How many of these will be successful? Again, probably relatively few of them. But what has happened now and what’s evolving is that we’re in a much better position to measure our therapies. And again, making sure it’s the right population, it’s the right target, and it’s the right dose. We’ve been missing those components of treating Alzheimer disease for so long that it’s made it difficult, and it’s made it seem like this is an untreatable disorder. Right now, the treatment still is primarily monotherapy. What’s also going to be a clear treatment paradigm that will evolve in Alzheimer disease is the recognition that because there are so many components that lead to the actual neurodegenerative component in the symptoms, there probably will be multiple therapies. And it will take on much more of a model that we think of with things like oncology, for instance, or cardiovascular disease, where we use different mechanisms that target different pathways. Those treatments are underway.
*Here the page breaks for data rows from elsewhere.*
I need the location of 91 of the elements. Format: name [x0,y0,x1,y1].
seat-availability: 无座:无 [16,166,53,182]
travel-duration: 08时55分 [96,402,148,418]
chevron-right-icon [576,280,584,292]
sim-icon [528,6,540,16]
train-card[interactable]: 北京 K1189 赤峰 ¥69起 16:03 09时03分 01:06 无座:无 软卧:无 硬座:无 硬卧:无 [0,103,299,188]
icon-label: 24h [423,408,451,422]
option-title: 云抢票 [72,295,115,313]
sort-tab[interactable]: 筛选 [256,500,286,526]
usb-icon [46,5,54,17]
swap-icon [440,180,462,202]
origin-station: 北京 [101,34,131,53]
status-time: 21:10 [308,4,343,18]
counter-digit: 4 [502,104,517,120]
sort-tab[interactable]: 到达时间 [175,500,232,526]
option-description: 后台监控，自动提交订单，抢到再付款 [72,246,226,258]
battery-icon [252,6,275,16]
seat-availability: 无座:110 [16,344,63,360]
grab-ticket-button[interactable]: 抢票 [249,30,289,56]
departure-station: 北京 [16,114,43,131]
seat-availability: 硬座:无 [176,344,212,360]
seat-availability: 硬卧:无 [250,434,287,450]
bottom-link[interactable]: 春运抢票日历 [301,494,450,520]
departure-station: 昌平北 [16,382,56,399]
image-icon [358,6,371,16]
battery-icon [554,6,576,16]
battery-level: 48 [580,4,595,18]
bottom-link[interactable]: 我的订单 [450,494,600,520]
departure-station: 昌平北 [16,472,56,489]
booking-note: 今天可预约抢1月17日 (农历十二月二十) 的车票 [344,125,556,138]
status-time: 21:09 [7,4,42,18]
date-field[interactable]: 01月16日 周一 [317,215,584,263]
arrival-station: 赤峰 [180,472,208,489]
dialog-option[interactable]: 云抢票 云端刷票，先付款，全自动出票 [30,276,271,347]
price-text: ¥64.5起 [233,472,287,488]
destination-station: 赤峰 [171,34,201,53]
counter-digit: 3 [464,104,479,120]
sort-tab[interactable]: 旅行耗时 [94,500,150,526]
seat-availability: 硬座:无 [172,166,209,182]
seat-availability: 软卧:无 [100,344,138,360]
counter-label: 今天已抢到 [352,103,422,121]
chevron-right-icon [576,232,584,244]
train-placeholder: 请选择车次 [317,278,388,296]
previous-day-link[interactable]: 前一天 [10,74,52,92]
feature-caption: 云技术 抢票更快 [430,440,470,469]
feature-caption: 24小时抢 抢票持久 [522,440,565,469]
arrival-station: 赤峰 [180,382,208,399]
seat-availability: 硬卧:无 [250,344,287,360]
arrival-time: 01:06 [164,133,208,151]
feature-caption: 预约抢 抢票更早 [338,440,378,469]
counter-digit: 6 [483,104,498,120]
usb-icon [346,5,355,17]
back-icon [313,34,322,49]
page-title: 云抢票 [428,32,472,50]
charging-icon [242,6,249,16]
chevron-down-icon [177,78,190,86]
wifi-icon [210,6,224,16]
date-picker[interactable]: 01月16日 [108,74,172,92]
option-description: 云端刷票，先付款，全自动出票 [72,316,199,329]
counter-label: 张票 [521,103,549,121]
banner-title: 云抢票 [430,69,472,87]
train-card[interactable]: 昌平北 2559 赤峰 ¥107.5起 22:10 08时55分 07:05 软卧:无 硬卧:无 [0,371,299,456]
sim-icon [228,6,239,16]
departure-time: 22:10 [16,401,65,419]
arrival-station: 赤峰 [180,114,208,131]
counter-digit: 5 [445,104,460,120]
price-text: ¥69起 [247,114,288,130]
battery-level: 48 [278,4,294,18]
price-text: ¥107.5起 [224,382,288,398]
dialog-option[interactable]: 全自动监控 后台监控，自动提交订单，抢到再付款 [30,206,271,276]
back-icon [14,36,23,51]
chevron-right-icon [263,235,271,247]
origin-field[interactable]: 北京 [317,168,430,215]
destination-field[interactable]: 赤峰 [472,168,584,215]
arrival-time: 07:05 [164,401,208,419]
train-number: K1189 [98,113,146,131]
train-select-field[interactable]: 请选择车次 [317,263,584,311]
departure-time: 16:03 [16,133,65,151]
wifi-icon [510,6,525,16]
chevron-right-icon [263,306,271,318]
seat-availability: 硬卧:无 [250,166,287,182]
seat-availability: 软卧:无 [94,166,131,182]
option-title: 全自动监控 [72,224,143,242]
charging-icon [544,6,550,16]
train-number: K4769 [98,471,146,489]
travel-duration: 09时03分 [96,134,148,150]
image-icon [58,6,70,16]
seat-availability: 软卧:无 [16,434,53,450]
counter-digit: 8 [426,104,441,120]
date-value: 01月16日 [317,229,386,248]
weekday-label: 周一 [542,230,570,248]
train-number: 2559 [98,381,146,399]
Within the amyloid domain right now, the most successful therapies thus far have been the immunotherapies that have been targeting the aggregated, or the plaques. The data seem to support that the lower you can get those amyloid plaque levels, the higher the likelihood there’s going to be some clinical benefit. There are therapies that are still evolving and focusing on things like decreasing the production or the development of the toxic forms of the amyloid pathology. Things like gamma secretase modulators, which are moving into the field after the failures of things like gamma secretase inhibitors and the base inhibitors. The immunotherapies that have been recently approved, and some of the data that were presented here at CTAD [Clinical Trials on Alzheimer’s Disease conference], however are increasingly focusing on the aggregated plaque forms of amyloid. Then some of these other amyloid targeting therapies will still evolve.